The differential pulse voltammograms recorded for each diluted sample solution presented a very intense oxidation signal at 0.43 V, characteristic to PAR, a smaller peak at 1.14 V due to GFS oxidation and, as expected, an even smaller anodic wave at 0.74 V, assigned to PHE. The difference between the peak currents corresponding to each of the three analytes was due to the fact that the content of PAR, GFS and PHE in the pharmaceutical product was very different. It must be mentioned that there was no other peak present in the samples’ voltammograms, this fact suggesting the absence of interferences from the excipients found in the pharmaceutical formulation.
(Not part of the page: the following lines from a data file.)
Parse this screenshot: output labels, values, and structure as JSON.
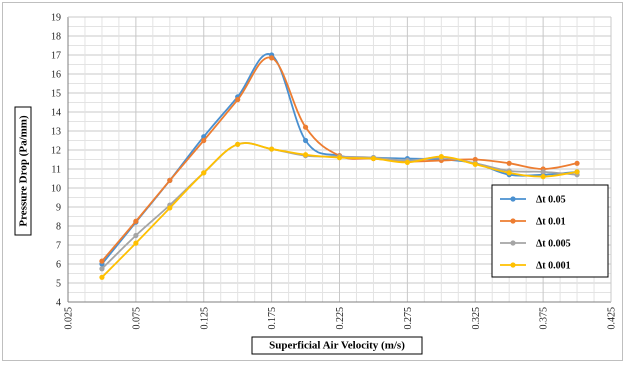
{
  "chart_data": {
    "type": "line",
    "title": "",
    "xlabel": "Superficial Air Velocity (m/s)",
    "ylabel": "Pressure Drop (Pa/mm)",
    "xlim": [
      0.025,
      0.425
    ],
    "ylim": [
      4,
      19
    ],
    "xticks": [
      "0.025",
      "0.075",
      "0.125",
      "0.175",
      "0.225",
      "0.275",
      "0.325",
      "0.375",
      "0.425"
    ],
    "yticks": [
      "4",
      "5",
      "6",
      "7",
      "8",
      "9",
      "10",
      "11",
      "12",
      "13",
      "14",
      "15",
      "16",
      "17",
      "18",
      "19"
    ],
    "grid": true,
    "legend_position": "right",
    "series": [
      {
        "name": "Δt 0.05",
        "color": "#4a90d0",
        "x": [
          0.05,
          0.075,
          0.1,
          0.125,
          0.15,
          0.175,
          0.2,
          0.225,
          0.25,
          0.275,
          0.3,
          0.325,
          0.35,
          0.375,
          0.4
        ],
        "y": [
          6.0,
          8.2,
          10.4,
          12.7,
          14.8,
          17.0,
          12.5,
          11.7,
          11.6,
          11.55,
          11.5,
          11.3,
          10.7,
          10.7,
          10.85
        ]
      },
      {
        "name": "Δt 0.01",
        "color": "#ed7d31",
        "x": [
          0.05,
          0.075,
          0.1,
          0.125,
          0.15,
          0.175,
          0.2,
          0.225,
          0.25,
          0.275,
          0.3,
          0.325,
          0.35,
          0.375,
          0.4
        ],
        "y": [
          6.15,
          8.25,
          10.4,
          12.5,
          14.65,
          16.85,
          13.2,
          11.7,
          11.55,
          11.4,
          11.45,
          11.5,
          11.3,
          11.0,
          11.3
        ]
      },
      {
        "name": "Δt 0.005",
        "color": "#a5a5a5",
        "x": [
          0.05,
          0.075,
          0.1,
          0.125,
          0.15,
          0.175,
          0.2,
          0.225,
          0.25,
          0.275,
          0.3,
          0.325,
          0.35,
          0.375,
          0.4
        ],
        "y": [
          5.75,
          7.5,
          9.1,
          10.8,
          12.3,
          12.05,
          11.7,
          11.65,
          11.6,
          11.45,
          11.6,
          11.3,
          10.9,
          10.85,
          10.7
        ]
      },
      {
        "name": "Δt 0.001",
        "color": "#ffc000",
        "x": [
          0.05,
          0.075,
          0.1,
          0.125,
          0.15,
          0.175,
          0.2,
          0.225,
          0.25,
          0.275,
          0.3,
          0.325,
          0.35,
          0.375,
          0.4
        ],
        "y": [
          5.3,
          7.1,
          8.95,
          10.8,
          12.3,
          12.05,
          11.75,
          11.6,
          11.55,
          11.35,
          11.65,
          11.25,
          10.8,
          10.6,
          10.85
        ]
      }
    ]
  }
}
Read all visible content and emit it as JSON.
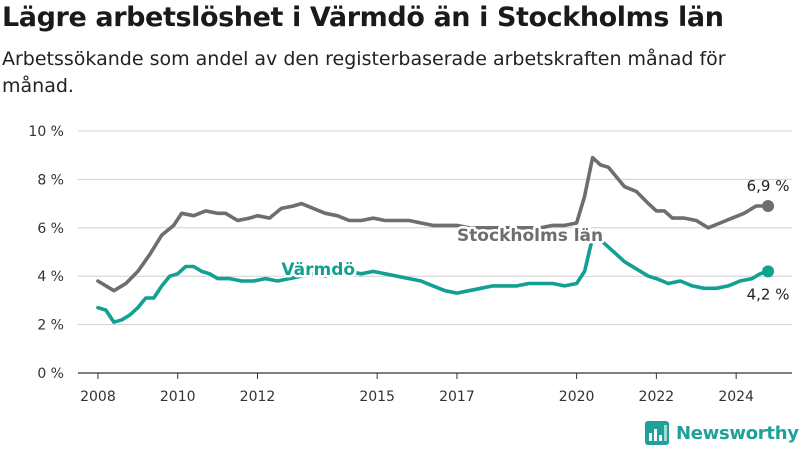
{
  "title": "Lägre arbetslöshet i Värmdö än i Stockholms län",
  "subtitle": "Arbetssökande som andel av den registerbaserade arbetskraften månad för månad.",
  "brand": "Newsworthy",
  "colors": {
    "stockholm": "#6e6e70",
    "varmdo": "#12a093",
    "grid": "#d0d0d0",
    "axis": "#333333",
    "brand": "#1fa19a"
  },
  "chart_data": {
    "type": "line",
    "x_ticks": [
      "2008",
      "2010",
      "2012",
      "2015",
      "2017",
      "2020",
      "2022",
      "2024"
    ],
    "x_tick_values": [
      2008,
      2010,
      2012,
      2015,
      2017,
      2020,
      2022,
      2024
    ],
    "y_ticks": [
      "0 %",
      "2 %",
      "4 %",
      "6 %",
      "8 %",
      "10 %"
    ],
    "y_tick_values": [
      0,
      2,
      4,
      6,
      8,
      10
    ],
    "xlim": [
      2007.5,
      2025.4
    ],
    "ylim": [
      0,
      10
    ],
    "grid": true,
    "series": [
      {
        "name": "Stockholms län",
        "color": "#6e6e70",
        "end_label": "6,9 %",
        "x": [
          2008.0,
          2008.4,
          2008.7,
          2009.0,
          2009.3,
          2009.6,
          2009.9,
          2010.1,
          2010.4,
          2010.7,
          2011.0,
          2011.2,
          2011.5,
          2011.8,
          2012.0,
          2012.3,
          2012.6,
          2012.9,
          2013.1,
          2013.4,
          2013.7,
          2014.0,
          2014.3,
          2014.6,
          2014.9,
          2015.2,
          2015.5,
          2015.8,
          2016.1,
          2016.4,
          2016.7,
          2017.0,
          2017.3,
          2017.6,
          2017.9,
          2018.2,
          2018.5,
          2018.8,
          2019.1,
          2019.4,
          2019.7,
          2020.0,
          2020.2,
          2020.4,
          2020.6,
          2020.8,
          2021.0,
          2021.2,
          2021.5,
          2021.8,
          2022.0,
          2022.2,
          2022.4,
          2022.7,
          2023.0,
          2023.3,
          2023.6,
          2023.9,
          2024.2,
          2024.5,
          2024.8
        ],
        "y": [
          3.8,
          3.4,
          3.7,
          4.2,
          4.9,
          5.7,
          6.1,
          6.6,
          6.5,
          6.7,
          6.6,
          6.6,
          6.3,
          6.4,
          6.5,
          6.4,
          6.8,
          6.9,
          7.0,
          6.8,
          6.6,
          6.5,
          6.3,
          6.3,
          6.4,
          6.3,
          6.3,
          6.3,
          6.2,
          6.1,
          6.1,
          6.1,
          6.0,
          6.0,
          6.0,
          6.0,
          6.0,
          6.0,
          6.0,
          6.1,
          6.1,
          6.2,
          7.3,
          8.9,
          8.6,
          8.5,
          8.1,
          7.7,
          7.5,
          7.0,
          6.7,
          6.7,
          6.4,
          6.4,
          6.3,
          6.0,
          6.2,
          6.4,
          6.6,
          6.9,
          6.9
        ]
      },
      {
        "name": "Värmdö",
        "color": "#12a093",
        "end_label": "4,2 %",
        "x": [
          2008.0,
          2008.2,
          2008.4,
          2008.6,
          2008.8,
          2009.0,
          2009.2,
          2009.4,
          2009.6,
          2009.8,
          2010.0,
          2010.2,
          2010.4,
          2010.6,
          2010.8,
          2011.0,
          2011.3,
          2011.6,
          2011.9,
          2012.2,
          2012.5,
          2012.8,
          2013.1,
          2013.4,
          2013.7,
          2014.0,
          2014.3,
          2014.6,
          2014.9,
          2015.2,
          2015.5,
          2015.8,
          2016.1,
          2016.4,
          2016.7,
          2017.0,
          2017.3,
          2017.6,
          2017.9,
          2018.2,
          2018.5,
          2018.8,
          2019.1,
          2019.4,
          2019.7,
          2020.0,
          2020.2,
          2020.4,
          2020.6,
          2020.8,
          2021.0,
          2021.2,
          2021.5,
          2021.8,
          2022.0,
          2022.3,
          2022.6,
          2022.9,
          2023.2,
          2023.5,
          2023.8,
          2024.1,
          2024.4,
          2024.6,
          2024.8
        ],
        "y": [
          2.7,
          2.6,
          2.1,
          2.2,
          2.4,
          2.7,
          3.1,
          3.1,
          3.6,
          4.0,
          4.1,
          4.4,
          4.4,
          4.2,
          4.1,
          3.9,
          3.9,
          3.8,
          3.8,
          3.9,
          3.8,
          3.9,
          4.0,
          4.1,
          4.0,
          4.1,
          4.2,
          4.1,
          4.2,
          4.1,
          4.0,
          3.9,
          3.8,
          3.6,
          3.4,
          3.3,
          3.4,
          3.5,
          3.6,
          3.6,
          3.6,
          3.7,
          3.7,
          3.7,
          3.6,
          3.7,
          4.2,
          5.6,
          5.5,
          5.2,
          4.9,
          4.6,
          4.3,
          4.0,
          3.9,
          3.7,
          3.8,
          3.6,
          3.5,
          3.5,
          3.6,
          3.8,
          3.9,
          4.1,
          4.2
        ]
      }
    ]
  }
}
It was ascertained that the peak currents increased linearly with the addition of the appropriate stock solution. This allowed the analytes quantification one by one, exploiting the corresponding peak, even though in the solution were present all three of them.
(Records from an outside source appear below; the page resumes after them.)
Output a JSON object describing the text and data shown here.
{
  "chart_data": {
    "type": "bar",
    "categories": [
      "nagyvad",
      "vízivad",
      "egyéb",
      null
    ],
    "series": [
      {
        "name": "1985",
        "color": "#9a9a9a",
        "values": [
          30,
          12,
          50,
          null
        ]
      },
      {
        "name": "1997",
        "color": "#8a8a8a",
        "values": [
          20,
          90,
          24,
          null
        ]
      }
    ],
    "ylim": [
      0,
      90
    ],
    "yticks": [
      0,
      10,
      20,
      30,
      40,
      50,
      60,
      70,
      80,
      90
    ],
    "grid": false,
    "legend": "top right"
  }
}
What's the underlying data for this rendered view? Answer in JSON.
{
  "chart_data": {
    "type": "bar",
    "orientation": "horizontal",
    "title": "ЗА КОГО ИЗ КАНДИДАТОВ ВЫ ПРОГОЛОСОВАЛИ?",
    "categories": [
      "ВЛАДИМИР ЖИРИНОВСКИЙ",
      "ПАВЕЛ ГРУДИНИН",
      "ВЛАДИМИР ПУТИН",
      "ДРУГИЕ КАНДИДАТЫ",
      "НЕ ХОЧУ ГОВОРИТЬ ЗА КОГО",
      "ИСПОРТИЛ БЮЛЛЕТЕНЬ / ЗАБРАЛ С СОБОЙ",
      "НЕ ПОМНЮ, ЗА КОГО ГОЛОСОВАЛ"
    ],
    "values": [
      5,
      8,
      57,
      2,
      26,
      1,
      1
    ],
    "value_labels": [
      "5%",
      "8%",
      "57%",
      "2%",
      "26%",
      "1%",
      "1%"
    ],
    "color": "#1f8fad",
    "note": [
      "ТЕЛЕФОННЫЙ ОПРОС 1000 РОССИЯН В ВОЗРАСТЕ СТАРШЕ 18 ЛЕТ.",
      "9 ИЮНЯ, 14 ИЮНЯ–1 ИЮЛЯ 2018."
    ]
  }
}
In this way, the content of PAR, GFS and PHE in the pharmaceutical preparation consisting in the mixture of the three compounds was determined, considering the dilutions carried out during the samples preparation steps. The percentage recovery values were calculated. The results revealed a good concordance between the values declared by the manufacturer and those obtained experimentally by the DPV at PGE* method (Table 2).

Table 2

Determination of PAR, PHE and GFS in pharmaceutical sample.

	PAR	GFS	PHE
Declared content (mg)	500	200	10
Determined content (mg)	509.12 ± 0.78	197.10 ± 1.21	10.60 ± 0.15
Recovery ± SD (%)	101.82 ± 3.92	98.55 ± 0.60	100.56 ± 1.50
RSD%	0.77	0.61	1.49

4. Conclusions

The current paper details the first DPV study for PAR, GFS and PHE simultaneous quantification, these active pharmaceutical ingredients being usually combined for cold and flu treatment. The CV studies proved that PAR suffered an adsorption controlled process, while for GFS and PHE the electron transfer at the electrode surface was a diffusional one. The use of PGE* proved that the electrode surface electrochemical pretreatment had a beneficial effect on the oxidation of the analytes, allowing their sensitive and selective detection. Additionally, the electrode fouling effect due to PAR, GFS and PHE oxidation products can be avoided employing the disposable PGE*. Thus, the enhanced and well resolved anodic signals were exploited in a single scan for the development of an advantageous and practical procedure for multicomponent analysis. The new method offers favorable features, such as simplicity, rapidity, low-cost, accuracy, precision, sensitivity and selectivity.

The analytical application consisting in the determination of the analytes highlighted that the electrochemical method enabled PAR, GFS and PHE reliable and interference free quantification from pharmaceutical formulations containing their ternary mixture.